Irgendwann, wann genau, steht nicht fest: Alle Brücken sind abgebrochen, Europa ist zersplittert in böse Zwergstaaten, jede Scherbe hat ihre eigene Hymne, und wenn die Quote der Ausländer zu hoch ist, werden die Ausländer deportiert in ihr Heimat-Zwergenreich. One-Way-Ticket.
Grafschaft Bandon heißt das hermetische Land, in dem Christoph Ransmayr seinen neuen Roman angesiedelt hat, und im Zentrum steht der titelgebende „Fallmeister“, eine Art Schleusenwart. „Mein Vater hat fünf Menschen getötet.“ Mit diesem reißenden Satz hebt diese Geschichte an, denn der Sohn, ein Hydrotechniker, ist überzeugt davon, dass das Kentern des voll besetzten Bootes im Weißen Fluss kein Unglück war, sondern ein Verbrechen. Begangen – ja, warum?
Das ist die erste Handlungsebene dieses Romans, in dem Ransmayr einmal mehr beweist, dass er das Sprachruder fest in der Hand hat, und er allein bestimmt, wohin die Fahrt geht. Sie führt stromabwärts, und der Wasserfall in der Grafschaft Bandon ist zwar die ursächliche, aber nicht einzige Gefahrenquelle, die in den Gewässern lauert, so viel darf verraten werden. Mehr nicht.
Eine metaphernreiche Weltreise
Wenn man diesem Großkaliber der Literatur eine Schwäche vorwerfen kann, dann ist das – so paradox das klingen mag – seine eigene Stärke. Jeder Satz sitzt, jedes Wort haftet, jede Formulierung glänzt.

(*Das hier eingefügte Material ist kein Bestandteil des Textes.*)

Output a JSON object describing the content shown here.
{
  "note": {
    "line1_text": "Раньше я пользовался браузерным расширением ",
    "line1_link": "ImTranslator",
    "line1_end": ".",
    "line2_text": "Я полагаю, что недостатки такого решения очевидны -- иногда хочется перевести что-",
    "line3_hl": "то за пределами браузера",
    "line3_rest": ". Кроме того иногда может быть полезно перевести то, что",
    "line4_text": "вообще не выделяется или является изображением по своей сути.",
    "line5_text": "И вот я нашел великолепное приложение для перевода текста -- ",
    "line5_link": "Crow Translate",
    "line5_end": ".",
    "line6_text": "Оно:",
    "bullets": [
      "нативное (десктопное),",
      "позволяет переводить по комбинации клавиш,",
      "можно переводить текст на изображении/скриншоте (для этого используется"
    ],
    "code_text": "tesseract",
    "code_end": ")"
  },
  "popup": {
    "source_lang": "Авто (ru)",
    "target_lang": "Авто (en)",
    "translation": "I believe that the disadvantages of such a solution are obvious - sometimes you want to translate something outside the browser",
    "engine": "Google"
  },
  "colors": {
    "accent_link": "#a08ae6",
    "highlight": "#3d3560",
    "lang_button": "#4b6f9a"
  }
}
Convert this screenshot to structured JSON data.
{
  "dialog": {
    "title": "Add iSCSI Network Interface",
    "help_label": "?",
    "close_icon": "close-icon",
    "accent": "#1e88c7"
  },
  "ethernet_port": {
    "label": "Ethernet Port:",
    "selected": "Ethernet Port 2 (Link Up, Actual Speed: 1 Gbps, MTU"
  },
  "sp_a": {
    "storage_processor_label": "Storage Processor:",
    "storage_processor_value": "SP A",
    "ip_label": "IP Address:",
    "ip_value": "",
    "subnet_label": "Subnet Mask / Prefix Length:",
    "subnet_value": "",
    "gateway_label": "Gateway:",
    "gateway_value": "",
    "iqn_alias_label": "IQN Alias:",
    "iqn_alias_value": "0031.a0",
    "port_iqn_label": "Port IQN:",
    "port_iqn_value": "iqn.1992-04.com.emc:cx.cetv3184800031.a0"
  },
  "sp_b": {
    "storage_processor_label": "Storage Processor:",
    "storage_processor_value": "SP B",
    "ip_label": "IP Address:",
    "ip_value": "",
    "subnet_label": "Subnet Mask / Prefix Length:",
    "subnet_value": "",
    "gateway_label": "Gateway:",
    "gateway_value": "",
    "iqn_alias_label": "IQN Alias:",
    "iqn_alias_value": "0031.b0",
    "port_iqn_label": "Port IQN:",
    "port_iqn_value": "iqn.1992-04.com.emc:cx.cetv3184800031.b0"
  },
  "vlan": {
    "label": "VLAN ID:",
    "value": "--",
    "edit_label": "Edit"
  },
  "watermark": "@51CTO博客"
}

Und im Schatten des großen Schreibers fühlt man sich als Leser mitunter zwergenhaft.
Natürlich liefert Ransmayr nicht nur eine eindimensionale Kriminalgeschichte. Im Zuge einer metaphernreichen Weltreise, die immer in Flusslandschaften mündet, stellt er eine Frage, die nicht neu ist, aber berechtigt, weil noch immer unbeantwortet: „Wie dünn (...) war die Membran, die das Innerste eines friedlichen, Musik und Malerei und dazu Süßigkeiten, seine Kinder oder wenigstens sein Vieh liebenden Menschen von einer tief in ihm kauernden Bestie trennte?“
Buchtipp: Christoph Ransmayr. Der Fallmeister. Eine kurze Geschichte vom Töten. S. Fischer. 224 S., 22,90 €.